Using the equation: d = v_i*t + 0.5*a*t^2

Initial velocity (v_i) = 0 (since starting from rest)
Time (t) = 17.8 s
Acceleration (a) = 3.51 m/s^2

Plugging in the values, we can calculate the displacement for this segment:

d1 = 0*t + 0.5*a*t^2
d1 = 0 + 0.5*3.51*17.8^2
d1 = 0 + 0.5*3.51*316.84
d1 = 0 + 555.8166
d1 ≈ 555.82 m

(b) Constant velocity of 62.478 m/s for the next 0.946 min (convert to seconds):

Time (t) = 0.946 min * 60 s/min
t = 56.76 s

Since the velocity is constant, the displacement for this segment is simply:

d2 = v*t
d2 = 62.478 * 56.76
d2 ≈ 3553.54 m

(c) Constant negative acceleration of -10.9 m/s^2 for 3.89 s:

Time (t) = 3.89 s
Acceleration (a) = -10.9 m/s^2

Plugging in the values, we can calculate the displacement for this segment:

d3 = v_i*t + 0.5*a*t^2
d3 = 62.478 * 3.89 + 0.5 * -10.9 * 3.89^2
d3 ≈ 241.9999 m

To find the total displacement, we sum up the displacements:

Total displacement (x) = d1 + d2 + d3
x = 555.82 + 3553.54 + 241.9999
x ≈ 4351.36 m

Therefore, the total displacement for the complete trip is approximately 4351.36 m.

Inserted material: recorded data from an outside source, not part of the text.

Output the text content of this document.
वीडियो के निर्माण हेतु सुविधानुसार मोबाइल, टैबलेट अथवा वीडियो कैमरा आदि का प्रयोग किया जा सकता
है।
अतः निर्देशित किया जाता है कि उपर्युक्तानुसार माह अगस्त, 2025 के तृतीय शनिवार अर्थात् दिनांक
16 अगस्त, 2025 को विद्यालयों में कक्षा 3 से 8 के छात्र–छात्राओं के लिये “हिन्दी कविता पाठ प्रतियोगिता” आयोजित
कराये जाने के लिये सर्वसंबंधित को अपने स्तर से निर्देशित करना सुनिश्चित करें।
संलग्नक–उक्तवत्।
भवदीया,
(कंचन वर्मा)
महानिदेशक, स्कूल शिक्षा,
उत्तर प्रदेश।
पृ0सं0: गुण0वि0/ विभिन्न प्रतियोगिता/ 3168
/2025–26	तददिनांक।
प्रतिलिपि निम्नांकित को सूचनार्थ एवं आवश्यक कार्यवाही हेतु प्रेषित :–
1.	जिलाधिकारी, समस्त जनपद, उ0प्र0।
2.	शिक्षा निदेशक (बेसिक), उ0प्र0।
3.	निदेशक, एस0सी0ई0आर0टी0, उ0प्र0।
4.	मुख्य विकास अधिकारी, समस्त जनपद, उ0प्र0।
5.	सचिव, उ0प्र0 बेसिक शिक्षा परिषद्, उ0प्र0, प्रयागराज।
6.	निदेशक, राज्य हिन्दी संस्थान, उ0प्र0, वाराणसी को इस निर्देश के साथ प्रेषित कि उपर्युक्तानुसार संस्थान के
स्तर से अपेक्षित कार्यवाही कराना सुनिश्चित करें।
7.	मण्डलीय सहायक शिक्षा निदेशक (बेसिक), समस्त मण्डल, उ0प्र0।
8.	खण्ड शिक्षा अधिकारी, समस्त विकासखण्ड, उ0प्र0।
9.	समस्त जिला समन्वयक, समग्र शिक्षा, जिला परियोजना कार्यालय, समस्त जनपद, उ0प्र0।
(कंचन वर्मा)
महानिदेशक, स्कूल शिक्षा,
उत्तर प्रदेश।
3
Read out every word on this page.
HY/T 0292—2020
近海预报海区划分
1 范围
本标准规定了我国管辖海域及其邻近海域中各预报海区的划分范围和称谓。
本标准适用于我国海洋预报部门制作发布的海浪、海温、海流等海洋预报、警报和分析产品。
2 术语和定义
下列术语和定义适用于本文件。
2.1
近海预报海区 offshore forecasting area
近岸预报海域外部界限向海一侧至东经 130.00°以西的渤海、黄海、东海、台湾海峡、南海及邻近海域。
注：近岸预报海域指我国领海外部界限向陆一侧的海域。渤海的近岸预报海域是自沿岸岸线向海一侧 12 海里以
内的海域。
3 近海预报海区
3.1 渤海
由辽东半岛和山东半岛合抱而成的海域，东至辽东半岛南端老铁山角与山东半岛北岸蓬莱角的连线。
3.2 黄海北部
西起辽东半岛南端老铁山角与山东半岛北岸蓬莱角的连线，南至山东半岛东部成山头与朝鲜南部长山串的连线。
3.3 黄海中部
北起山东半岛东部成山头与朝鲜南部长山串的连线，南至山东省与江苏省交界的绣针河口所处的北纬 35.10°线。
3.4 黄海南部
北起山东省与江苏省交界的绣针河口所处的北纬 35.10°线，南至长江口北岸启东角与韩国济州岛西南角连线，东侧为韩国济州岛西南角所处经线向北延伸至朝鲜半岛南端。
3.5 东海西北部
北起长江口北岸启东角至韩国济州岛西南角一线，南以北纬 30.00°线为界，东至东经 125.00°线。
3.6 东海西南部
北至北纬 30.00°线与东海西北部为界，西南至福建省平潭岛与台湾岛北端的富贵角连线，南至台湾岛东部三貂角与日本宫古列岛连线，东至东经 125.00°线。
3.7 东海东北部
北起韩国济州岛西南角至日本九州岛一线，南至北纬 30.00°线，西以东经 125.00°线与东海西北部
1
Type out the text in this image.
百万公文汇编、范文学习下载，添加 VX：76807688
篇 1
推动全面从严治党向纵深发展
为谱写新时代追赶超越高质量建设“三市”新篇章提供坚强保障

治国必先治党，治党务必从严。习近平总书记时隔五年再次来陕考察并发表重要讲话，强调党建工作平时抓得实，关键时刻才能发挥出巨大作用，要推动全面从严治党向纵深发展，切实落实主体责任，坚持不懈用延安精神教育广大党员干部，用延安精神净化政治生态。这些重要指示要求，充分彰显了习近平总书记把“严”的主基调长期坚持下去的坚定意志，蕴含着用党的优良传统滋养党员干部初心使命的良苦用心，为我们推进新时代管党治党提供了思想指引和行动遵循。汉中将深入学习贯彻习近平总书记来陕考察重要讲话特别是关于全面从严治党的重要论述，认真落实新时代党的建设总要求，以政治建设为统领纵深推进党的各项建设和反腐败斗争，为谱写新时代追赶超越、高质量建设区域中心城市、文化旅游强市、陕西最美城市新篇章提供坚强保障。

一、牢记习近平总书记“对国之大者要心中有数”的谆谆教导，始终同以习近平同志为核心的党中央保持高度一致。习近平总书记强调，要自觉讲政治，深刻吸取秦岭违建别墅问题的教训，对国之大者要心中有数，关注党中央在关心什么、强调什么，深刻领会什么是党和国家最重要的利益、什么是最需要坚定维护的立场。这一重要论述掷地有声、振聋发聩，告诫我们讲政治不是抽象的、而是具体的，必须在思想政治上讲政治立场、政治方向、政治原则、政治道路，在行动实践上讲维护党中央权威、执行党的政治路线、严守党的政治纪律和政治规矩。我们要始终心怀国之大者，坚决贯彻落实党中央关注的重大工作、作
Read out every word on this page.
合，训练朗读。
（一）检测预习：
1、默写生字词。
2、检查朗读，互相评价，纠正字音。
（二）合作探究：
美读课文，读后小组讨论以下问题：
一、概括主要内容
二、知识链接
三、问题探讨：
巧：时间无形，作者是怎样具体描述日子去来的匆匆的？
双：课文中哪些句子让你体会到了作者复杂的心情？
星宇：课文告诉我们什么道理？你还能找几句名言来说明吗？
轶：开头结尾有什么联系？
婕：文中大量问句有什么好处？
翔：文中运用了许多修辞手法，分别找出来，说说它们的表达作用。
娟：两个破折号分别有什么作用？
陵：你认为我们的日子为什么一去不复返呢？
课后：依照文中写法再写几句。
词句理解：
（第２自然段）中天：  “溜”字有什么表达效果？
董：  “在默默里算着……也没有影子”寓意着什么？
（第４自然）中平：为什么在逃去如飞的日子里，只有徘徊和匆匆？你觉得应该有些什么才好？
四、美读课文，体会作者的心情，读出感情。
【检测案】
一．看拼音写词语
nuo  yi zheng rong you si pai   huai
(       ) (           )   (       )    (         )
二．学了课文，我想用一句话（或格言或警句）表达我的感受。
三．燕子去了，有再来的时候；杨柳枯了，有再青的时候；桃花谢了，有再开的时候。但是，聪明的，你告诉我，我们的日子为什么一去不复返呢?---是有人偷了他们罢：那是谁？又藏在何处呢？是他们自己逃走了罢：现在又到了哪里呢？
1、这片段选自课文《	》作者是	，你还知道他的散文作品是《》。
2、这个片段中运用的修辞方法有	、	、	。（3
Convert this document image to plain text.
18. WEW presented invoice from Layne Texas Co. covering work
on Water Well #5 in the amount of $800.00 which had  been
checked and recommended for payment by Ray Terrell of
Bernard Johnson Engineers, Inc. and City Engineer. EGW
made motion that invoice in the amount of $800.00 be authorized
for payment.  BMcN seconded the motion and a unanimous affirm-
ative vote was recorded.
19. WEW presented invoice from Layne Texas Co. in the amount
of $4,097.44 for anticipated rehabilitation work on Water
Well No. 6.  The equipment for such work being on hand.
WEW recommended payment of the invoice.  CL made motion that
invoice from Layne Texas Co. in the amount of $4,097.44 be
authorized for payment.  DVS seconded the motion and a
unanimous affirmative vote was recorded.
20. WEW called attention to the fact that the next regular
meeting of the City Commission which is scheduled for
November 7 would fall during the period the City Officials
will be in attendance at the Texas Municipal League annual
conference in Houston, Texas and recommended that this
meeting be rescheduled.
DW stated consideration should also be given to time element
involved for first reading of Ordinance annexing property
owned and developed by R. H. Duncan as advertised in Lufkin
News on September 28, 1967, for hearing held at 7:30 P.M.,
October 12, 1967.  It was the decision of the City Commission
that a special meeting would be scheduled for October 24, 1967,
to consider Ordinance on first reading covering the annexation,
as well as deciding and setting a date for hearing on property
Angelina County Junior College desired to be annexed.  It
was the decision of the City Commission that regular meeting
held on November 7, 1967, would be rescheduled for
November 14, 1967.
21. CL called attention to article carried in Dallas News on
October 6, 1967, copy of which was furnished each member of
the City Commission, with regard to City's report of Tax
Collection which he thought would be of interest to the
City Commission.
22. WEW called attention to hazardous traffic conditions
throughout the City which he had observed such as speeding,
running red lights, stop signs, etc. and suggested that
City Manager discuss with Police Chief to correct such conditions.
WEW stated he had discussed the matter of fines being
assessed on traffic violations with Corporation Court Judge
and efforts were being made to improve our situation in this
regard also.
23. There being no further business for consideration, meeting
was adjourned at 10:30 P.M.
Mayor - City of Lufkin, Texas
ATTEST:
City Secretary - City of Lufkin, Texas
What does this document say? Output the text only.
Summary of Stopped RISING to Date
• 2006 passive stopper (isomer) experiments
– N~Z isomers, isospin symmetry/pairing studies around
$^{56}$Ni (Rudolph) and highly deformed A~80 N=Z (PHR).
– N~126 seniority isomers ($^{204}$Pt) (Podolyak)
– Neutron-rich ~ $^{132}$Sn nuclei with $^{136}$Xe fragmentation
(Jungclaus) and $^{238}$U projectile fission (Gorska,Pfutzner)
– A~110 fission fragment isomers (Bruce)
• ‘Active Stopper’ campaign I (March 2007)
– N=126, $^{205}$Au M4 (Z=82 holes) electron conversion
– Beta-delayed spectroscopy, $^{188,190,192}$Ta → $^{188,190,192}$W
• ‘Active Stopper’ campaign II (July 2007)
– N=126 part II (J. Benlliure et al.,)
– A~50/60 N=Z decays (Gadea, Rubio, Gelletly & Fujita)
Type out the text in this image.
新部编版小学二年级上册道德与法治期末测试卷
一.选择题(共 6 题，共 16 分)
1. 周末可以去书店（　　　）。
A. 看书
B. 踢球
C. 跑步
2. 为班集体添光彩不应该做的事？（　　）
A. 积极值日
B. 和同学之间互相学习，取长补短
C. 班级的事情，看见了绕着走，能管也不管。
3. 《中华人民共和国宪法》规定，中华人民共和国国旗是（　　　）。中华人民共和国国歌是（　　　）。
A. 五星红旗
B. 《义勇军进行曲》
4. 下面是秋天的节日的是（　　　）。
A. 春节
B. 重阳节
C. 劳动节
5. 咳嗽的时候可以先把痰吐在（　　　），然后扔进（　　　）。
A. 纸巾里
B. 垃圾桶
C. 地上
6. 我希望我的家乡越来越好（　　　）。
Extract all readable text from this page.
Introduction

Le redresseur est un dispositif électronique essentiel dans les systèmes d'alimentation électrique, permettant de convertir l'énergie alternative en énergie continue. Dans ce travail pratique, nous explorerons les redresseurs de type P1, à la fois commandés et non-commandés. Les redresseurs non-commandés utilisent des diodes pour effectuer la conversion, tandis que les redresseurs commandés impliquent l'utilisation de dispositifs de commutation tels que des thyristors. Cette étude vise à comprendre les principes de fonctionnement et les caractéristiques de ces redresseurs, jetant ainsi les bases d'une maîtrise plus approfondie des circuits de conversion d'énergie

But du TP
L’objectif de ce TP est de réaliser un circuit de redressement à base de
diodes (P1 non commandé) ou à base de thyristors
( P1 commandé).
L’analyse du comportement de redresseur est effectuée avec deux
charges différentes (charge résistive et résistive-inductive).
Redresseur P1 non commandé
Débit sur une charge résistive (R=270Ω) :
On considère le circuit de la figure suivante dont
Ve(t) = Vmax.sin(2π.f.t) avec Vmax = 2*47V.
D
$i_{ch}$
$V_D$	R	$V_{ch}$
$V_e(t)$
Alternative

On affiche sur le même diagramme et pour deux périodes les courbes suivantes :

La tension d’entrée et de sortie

To find the total displacement for the complete trip, we need to calculate the displacement for each segment of the travel and then add them up.

Segment (a):
We can calculate the displacement using the formula:
d = v_0*t + (1/2)*a*t^2
where d is the displacement, v_0 is the initial velocity, a is the acceleration, and t is the time.

Given:
Initial velocity (v_0) = 0 m/s (start from rest)
Acceleration (a) = 3.51 m/s^2
Time (t) = 17.8 s

Using the formula:
d_a = (0)*(17.8) + (1/2)*(3.51)*(17.8)^2

Segment (b):
Since the velocity is constant, the displacement is given by:
d_b = v * t
where v is the velocity and t is the time.

Given:
Velocity (v) = 62.478 m/s
Time (t) = 0.946 min = 0.946 * 60 = 56.76 s

Using the formula:
d_b = (62.478)*(56.76)

Segment (c):
Again, we can use the same formula to calculate the displacement:
d_c = v * t
where v is the velocity and t is the time.

Given:
Velocity (v) = 62.478 m/s (constant negative acceleration signifies that the object is slowing down, but the velocity remains the same)
Time (t) = 3.89 s

Using the formula:
d_c = (62.478)*(3.89)

Now, we can calculate the total displacement by adding up the displacements of each segment:
Total displacement (x) = d_a + d_b + d_c

Just substitute the calculated values into the equation and solve to get the answer for the total displacement.